Woermann and Cillier's view of ethics relies on a self-critical rationality that accepts the tension between the unavoidable limits of our knowledge of any complex system or situation and the necessity of acting anyway. They explain the implications of this tension this way:
[I]f we remain open to other ways of modelling and other ways of being, we are more likely to practice a self-critical rationality, to respect diversity, to be willing to revise our models, and to guard against the naturalisation of these models. The provisional imperative, therefore, provides us with a strategy for remaining open to complexity at the same time that we reduce complexity through our decisions and actions. (452)They posit four operations, or mechanisms, that support and make possible a self-critical rationality, and I've written about the first two: provisionality and transgressivity. In this post, I will tackle irony and humor as an approach to behavior in complex spaces such as MOOCs.
Imagine yourself in a dense fog at night on a poorly lighted street corner in a big city. You cannot shake the sense that something big is about to happen, but you don't know what it is. You hear sounds from every direction—some appealing, some not, most just ambivalent street noises. You can see vague lights of every color somewhere beyond your cone of light, though your own little light obscures most of them. Things move in the distance. You must decide to stay put or move. Decide now.
The point for Woermann and Cilliers, I think, is that we are all in a fog on a poorly-lighted street corner. In most situations, what we confidently know is dwarfed by what we do not know, certainly in complex situations such as MOOCs present, and we can either be scared shitless, or we can see the ironic humor in our condition and make our choices with the full understanding that we do not completely know what we are doing. Woermann and Cilliers argue for ironic humor, an alert ironic humor.

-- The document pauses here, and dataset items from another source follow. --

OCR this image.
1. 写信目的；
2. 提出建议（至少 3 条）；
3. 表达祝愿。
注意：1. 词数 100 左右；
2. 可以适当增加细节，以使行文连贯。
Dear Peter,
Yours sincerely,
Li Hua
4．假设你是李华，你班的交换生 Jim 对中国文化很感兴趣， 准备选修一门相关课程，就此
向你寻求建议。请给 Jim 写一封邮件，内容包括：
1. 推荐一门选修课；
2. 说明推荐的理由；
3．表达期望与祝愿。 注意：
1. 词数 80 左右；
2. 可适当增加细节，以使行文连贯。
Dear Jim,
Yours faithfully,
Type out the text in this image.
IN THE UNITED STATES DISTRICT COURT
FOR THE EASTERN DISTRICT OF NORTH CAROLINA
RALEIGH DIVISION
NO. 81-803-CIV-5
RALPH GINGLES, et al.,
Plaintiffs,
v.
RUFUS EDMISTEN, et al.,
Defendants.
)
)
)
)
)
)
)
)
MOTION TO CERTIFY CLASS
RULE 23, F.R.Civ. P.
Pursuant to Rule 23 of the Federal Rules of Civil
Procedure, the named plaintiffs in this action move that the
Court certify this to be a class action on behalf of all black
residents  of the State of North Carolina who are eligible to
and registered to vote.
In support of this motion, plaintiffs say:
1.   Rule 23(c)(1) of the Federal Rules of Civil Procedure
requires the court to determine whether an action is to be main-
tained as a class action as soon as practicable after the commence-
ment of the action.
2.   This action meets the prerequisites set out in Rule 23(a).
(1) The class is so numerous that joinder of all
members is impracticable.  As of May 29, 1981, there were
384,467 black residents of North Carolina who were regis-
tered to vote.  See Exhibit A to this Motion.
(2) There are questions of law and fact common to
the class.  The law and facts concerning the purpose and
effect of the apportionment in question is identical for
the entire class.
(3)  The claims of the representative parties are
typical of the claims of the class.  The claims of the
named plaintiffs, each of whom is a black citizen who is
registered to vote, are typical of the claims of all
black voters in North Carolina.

They seem mostly to use irony as "a demonstration of incongruence between what is expected and what is" (455). This incongruence is the slippage between what we know and what we don't know and in the interactions between our knowledge and ignorance. We often seem to think that—or at least to act as if—what lies beyond our little street corner of knowledge does not affect us. This is not so. Complexity demonstrates that very little in reality is closed to outside influences, whether known or unknown. We try to build black boxes that do not interact with the outside, that are perfectly hermetic, but we always fail. All boxes leak, and the unknown always feeds into the known, perturbing our knowledge in mysterious ways until what starts as little slippages becomes a landslide, and we have to transgress our boundaries, expand our knowledge, to account for the perturbations.
Irony helps us to cope with the uncertain results of our choices, and this uncertainty extends far beyond our lack of complete knowledge of any situation when making our choices. The uncertainty really begins after we've made our choices. In her 2010 doctoral dissertation, A Complex Ethics: Critical Complexity, Deconstruction, and Implications for Business Ethics, Woermann references what Edgar Morin calls "the principle of ecology of action". Woermann says, "as soon as an action is taken, it begins to escape from the intentions and will of its creator, and is taken up in a network of interactions and multiple feedbacks, which deprives it of finality" (212). In other words, all our actions reverberate, proliferate, amplify, and wander. They blow back. Once we release our actions into an ecosystem, they unpack in ways that we cannot completely predict or control.
Anyone who communicates publicly is familiar with this capricious behavior of our pronouncements, for instance. My father, a Christian minister, often shook his head in amazement when members of his congregation congratulated or criticized him on some point in his message that he was certain he never made. If you speak in a MOOC, someone will misunderstand you. If you don't speak, someone will misunderstand you. How can you not see the irony in this situation?
Or the humor? Humor is a step beyond irony, a step that I am too willing to take, but it is a tricky position to take in a MOOC, or most any other open system. Humor is too easily misunderstood and too quick to give offense. Much of humor exploits the incongruence between what is expected and what is, and it works when that incongruence is sudden and somewhat surprising. In other words, humor depends on playing with people's beliefs and boundaries and pushing them beyond those boundaries. Almost everyone has beliefs and boundaries that they are not willing to challenge except under the most carefully managed circumstances, if at all. You can't make jokes about those boundaries without starting a fight.
Humor works best, perhaps, as a stance toward the pronouncements and behaviors of others. Keeping a sense of humor means recognizing that the other says things and acts from as confused a position as you do and with no more control over the consequences of their acts and pronouncements than you have. Practice the most humor with those who are the most confident that they are absolutely correct. They need all the humor you can bring.
Irony and humor, then, weave into our behavior and thought processes an appreciation for the impossibility of our situation: we don't know enough to make decisions with absolute confidence, and even if we did, we cannot determine the results of those decisions once they enter a complex space. Still, we must make decisions. We must act. Like all of life, our actions are probabilistic in nature, and while we can work hard to increase our chances, we will all have some fortunate successes and ample failures. Just keep a sense of humor about it, both for yourself and for others.